Simpatia che è il frutto diretto di quell’affetto che giorno dopo giorno, come testimoniato da Mattarella, cresce nel popolo italiano verso un Papa “preso dalla fine del mondo”. Un Papa che sin dal suo primo incontro ha saputo stabilire un rapporto tanto diretto, quanto profondo fra il vescovo di Roma e il suo popolo. Una simpatia, quella tra il Papa e il Presidente, che traspare dai sorrisi e dalla semplicità dell’approccio. Da quella familiarità ben testimoniata dalle parole di Francesco e carpite dai microfoni aperti: “Mi presenti la sua bella famiglia”. E che di una normale famiglia italiana (e cattolica) lo si capisce da quei cinque nipoti che il Presidente ha voluto con sé. Sempre a tre passi di distanza, c’è sua figlia Laura, giurista in una famiglia di giuristi. Per loro il Papa ha parole e gesti semplici e cordiali.
Sobrietà di due uomini che non amano il fasto delle istituzioni e che ne interpretano, ciascuno nella propria autonomia istituzionale, la dimensione più pura di servizio. Una propensione che a loro avviso non ha bisogno di particolari forme esteriori, quanto di una sollecitudine che dalle istituzioni si trasferisce ai singoli, alle famiglie, alle diverse articolazioni sociali. A loro si offre l’esempio della sobrietà personale come forma di rispetto verso un mandato che è innanzitutto servizio e non esaltazione autoreferenziale.
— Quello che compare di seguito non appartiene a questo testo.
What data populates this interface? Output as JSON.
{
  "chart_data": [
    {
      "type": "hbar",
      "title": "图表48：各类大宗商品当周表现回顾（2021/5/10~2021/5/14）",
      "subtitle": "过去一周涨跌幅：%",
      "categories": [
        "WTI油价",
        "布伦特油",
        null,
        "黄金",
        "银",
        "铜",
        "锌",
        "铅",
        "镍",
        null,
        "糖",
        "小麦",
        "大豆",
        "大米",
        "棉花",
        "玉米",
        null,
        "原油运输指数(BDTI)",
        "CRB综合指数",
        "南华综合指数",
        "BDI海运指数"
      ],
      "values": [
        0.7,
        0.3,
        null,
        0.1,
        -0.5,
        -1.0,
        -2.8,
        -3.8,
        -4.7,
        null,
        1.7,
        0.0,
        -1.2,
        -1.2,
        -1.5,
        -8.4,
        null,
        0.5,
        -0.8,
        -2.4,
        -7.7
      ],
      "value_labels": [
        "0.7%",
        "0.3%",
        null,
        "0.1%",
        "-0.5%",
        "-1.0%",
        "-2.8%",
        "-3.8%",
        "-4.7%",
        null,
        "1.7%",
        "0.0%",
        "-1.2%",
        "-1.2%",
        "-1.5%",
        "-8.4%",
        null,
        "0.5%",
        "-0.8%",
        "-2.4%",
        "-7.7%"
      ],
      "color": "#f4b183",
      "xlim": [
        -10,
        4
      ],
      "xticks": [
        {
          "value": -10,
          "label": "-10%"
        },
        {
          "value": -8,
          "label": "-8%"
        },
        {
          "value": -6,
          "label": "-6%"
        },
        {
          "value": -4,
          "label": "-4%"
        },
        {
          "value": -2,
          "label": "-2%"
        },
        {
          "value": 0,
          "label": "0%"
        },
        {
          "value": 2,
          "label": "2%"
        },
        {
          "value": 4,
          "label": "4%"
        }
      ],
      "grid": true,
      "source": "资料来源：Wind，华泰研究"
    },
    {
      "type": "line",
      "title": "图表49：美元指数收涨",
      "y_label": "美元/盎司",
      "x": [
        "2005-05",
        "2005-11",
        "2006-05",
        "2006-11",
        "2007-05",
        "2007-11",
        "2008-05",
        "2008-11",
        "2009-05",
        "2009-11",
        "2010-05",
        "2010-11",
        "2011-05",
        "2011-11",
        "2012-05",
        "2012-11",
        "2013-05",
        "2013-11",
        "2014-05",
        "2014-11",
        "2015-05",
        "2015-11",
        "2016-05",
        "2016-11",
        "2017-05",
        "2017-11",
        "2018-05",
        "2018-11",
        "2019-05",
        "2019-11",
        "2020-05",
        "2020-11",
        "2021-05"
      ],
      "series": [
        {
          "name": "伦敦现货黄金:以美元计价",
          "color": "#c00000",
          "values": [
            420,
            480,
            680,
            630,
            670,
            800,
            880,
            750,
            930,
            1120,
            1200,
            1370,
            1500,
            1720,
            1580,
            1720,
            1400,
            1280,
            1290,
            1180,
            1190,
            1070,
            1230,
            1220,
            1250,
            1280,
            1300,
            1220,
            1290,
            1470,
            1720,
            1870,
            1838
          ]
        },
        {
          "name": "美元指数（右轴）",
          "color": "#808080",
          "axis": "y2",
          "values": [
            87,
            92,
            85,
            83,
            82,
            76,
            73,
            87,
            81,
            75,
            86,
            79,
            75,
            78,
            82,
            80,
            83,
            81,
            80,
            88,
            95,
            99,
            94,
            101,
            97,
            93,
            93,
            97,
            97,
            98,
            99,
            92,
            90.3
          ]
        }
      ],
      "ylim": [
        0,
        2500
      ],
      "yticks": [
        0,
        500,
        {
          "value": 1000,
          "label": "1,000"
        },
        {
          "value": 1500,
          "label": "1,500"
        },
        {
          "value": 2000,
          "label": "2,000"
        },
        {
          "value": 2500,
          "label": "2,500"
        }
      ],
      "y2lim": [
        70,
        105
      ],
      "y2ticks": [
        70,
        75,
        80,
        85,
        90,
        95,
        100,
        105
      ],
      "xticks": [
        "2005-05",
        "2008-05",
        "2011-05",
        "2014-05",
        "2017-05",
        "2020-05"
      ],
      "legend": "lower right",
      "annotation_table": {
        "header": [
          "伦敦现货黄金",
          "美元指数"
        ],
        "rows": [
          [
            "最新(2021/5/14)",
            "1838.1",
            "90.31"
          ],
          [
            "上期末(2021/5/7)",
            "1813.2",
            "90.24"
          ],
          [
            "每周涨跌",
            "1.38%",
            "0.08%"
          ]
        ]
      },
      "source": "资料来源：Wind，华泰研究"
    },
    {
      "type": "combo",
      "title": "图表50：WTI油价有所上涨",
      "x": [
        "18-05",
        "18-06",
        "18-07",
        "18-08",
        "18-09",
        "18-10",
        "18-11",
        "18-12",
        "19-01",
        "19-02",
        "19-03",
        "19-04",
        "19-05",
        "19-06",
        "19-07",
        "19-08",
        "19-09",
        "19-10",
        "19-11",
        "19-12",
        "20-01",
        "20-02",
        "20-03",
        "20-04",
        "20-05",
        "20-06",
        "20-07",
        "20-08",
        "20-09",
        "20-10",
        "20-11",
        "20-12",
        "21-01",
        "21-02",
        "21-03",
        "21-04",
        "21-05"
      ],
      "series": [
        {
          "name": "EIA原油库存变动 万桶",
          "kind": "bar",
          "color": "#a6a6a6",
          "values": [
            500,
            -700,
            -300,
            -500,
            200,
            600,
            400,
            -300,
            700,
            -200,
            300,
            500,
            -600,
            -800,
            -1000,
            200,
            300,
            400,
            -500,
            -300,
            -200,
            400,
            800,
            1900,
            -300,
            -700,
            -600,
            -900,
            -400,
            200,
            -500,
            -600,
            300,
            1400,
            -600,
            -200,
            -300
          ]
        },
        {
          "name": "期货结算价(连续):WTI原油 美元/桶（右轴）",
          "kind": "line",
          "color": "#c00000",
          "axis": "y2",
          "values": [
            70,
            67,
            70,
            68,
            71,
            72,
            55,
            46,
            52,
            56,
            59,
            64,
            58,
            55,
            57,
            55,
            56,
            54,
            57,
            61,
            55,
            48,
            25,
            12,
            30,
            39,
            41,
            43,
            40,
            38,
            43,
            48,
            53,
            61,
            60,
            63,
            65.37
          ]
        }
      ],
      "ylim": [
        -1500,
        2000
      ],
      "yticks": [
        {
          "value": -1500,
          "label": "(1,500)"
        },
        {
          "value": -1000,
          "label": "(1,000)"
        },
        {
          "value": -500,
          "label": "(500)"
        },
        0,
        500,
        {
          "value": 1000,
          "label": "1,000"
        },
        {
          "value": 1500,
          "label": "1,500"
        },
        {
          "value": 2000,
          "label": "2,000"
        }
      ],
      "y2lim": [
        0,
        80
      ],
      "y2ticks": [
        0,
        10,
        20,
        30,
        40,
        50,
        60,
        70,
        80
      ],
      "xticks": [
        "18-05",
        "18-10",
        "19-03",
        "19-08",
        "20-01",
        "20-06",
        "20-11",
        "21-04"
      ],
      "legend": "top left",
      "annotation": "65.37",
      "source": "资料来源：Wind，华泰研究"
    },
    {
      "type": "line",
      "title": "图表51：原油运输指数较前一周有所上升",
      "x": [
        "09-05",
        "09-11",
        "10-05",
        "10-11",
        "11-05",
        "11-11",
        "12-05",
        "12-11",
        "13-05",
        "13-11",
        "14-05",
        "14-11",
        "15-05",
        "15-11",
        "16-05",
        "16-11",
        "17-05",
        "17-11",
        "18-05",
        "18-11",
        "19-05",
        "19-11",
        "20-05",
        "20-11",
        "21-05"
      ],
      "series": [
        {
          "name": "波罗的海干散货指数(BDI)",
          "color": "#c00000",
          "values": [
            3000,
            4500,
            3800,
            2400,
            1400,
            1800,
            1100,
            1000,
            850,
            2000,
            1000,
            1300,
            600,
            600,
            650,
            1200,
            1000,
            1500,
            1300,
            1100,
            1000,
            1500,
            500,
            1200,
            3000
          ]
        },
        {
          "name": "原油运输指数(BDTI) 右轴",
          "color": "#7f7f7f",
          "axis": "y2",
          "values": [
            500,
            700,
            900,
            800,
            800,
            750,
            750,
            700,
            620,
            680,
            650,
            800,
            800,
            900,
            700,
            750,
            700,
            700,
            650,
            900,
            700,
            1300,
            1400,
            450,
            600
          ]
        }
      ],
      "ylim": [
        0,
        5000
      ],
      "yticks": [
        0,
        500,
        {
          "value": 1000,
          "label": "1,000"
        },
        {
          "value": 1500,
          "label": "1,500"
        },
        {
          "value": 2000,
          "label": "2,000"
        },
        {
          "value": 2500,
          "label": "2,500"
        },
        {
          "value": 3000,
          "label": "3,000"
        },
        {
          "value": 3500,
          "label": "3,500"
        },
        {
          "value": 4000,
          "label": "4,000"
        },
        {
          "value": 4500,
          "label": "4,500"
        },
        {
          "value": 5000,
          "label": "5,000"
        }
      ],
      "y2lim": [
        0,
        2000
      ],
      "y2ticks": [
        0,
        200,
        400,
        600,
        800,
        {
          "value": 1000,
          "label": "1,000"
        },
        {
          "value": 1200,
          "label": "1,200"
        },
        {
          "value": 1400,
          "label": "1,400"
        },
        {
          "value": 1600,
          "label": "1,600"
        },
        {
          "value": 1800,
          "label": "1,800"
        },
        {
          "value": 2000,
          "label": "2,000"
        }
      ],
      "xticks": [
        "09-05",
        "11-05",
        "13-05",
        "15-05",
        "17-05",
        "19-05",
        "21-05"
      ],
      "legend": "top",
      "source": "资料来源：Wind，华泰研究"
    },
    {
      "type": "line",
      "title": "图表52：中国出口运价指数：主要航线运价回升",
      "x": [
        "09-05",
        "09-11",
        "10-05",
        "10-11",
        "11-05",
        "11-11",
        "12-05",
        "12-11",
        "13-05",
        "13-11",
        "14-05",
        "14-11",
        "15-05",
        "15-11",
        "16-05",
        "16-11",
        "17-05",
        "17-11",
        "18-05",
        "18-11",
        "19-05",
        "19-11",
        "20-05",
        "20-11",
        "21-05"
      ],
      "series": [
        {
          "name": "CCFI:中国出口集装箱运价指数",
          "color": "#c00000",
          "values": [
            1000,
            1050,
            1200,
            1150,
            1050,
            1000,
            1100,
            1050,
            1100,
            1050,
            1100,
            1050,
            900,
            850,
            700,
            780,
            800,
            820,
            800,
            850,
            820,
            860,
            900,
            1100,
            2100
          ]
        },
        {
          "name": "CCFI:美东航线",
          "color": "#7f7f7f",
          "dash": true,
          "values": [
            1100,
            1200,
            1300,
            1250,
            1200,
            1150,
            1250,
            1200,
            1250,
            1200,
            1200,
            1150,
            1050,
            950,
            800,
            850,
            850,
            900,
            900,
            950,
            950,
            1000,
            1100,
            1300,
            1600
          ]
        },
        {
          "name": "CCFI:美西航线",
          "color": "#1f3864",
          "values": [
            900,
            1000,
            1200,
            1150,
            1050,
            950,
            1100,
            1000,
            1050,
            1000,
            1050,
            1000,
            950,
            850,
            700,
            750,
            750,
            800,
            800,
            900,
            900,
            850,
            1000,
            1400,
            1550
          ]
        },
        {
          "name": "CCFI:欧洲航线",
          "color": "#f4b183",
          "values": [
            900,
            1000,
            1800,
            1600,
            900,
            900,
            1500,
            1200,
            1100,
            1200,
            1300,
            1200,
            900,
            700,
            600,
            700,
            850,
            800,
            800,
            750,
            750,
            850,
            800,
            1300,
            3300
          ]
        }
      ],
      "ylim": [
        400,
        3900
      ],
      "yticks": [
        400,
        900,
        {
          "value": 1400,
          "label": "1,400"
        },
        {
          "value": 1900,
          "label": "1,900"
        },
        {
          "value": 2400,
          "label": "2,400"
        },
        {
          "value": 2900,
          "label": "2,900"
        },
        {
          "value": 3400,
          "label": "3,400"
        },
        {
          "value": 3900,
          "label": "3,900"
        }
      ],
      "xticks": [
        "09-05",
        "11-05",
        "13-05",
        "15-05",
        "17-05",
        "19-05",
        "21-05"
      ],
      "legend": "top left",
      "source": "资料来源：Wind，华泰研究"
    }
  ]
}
Sintonia sulle grandi emergenze del tempo e che mettono a dura prova la pace, la democrazia e la coesione sociale. Innanzitutto la mancanza di lavoro soprattutto per i giovani. Per loro il Papa ha parole accorate ed evoca “un grido di dolore che interpella i pubblici poteri, le organizzazioni intermedie, gli imprenditori privati e la comunità ecclesiale, perché si compia ogni sforzo per porvi rimedio, dando alla soluzione di questo problema la giusta priorità. Nella disponibilità del lavoro risiede infatti la stessa disponibilità di dignità e di futuro”. Mattarella non si sottrae e mostra tutta la sua sintonia con il Papa evocando la mancanza di lavoro come “un dramma” che insieme con “le nuove povertà che affliggono le periferie della vita” rischia “di inghiottire il futuro di una nuova generazione”. Sintonia riconfermata anche sul tema dell’accoglienza dei profughi per i quali Mattarella chiede una più incisiva azione dell’Europa, come sul ruolo della famiglia, fulcro della solidarietà sociale.
Qui ci fermiamo per introdurre una riflessione: più volte nelle cronache e nei commenti, soprattutto televisivi, abbiamo registrato l’arruolamento di Mattarella nella tradizione dei cattolici democratici, dei “cattolici adulti” alla Prodi e ancora nella “frontiera del cattolicesimo sociale”. A noi piace ricordare che è difficile decifrare Sergio Mattarella, staccandolo dalla storia e dal percorso di Aldo Moro. Non a caso, il Presidente non ha mai smentito chi ha visto in lui “l’ultimo dei morotei”. Dunque, un uomo dell’ascolto e del dialogo anche nelle istituzioni e nel rapporto con le altre istituzioni. Un uomo che, da cattolico, sa che nella cifra dell’ascolto e del dialogo sta anche il rapporto con una istituzione millenaria come la Chiesa. Qui, e non altrove, va cercata la ragione della sintonia profonda tra Francesco e Mattarella. Grazie anche al convinto riconoscimento delle rispettive autonomie, nel solco dei Patti Lateranensi e delle buone pratiche maturate dal Concilio Vaticano in poi.
Come cittadini e come credenti non possiamo non essere grati (e immaginiamo lo sia anche il presidente Mattarella, che tutti ci rappresenta) per l’invocazione finale di Papa Francesco: “Dio protegga l’Italia ed ogni suo abitante”.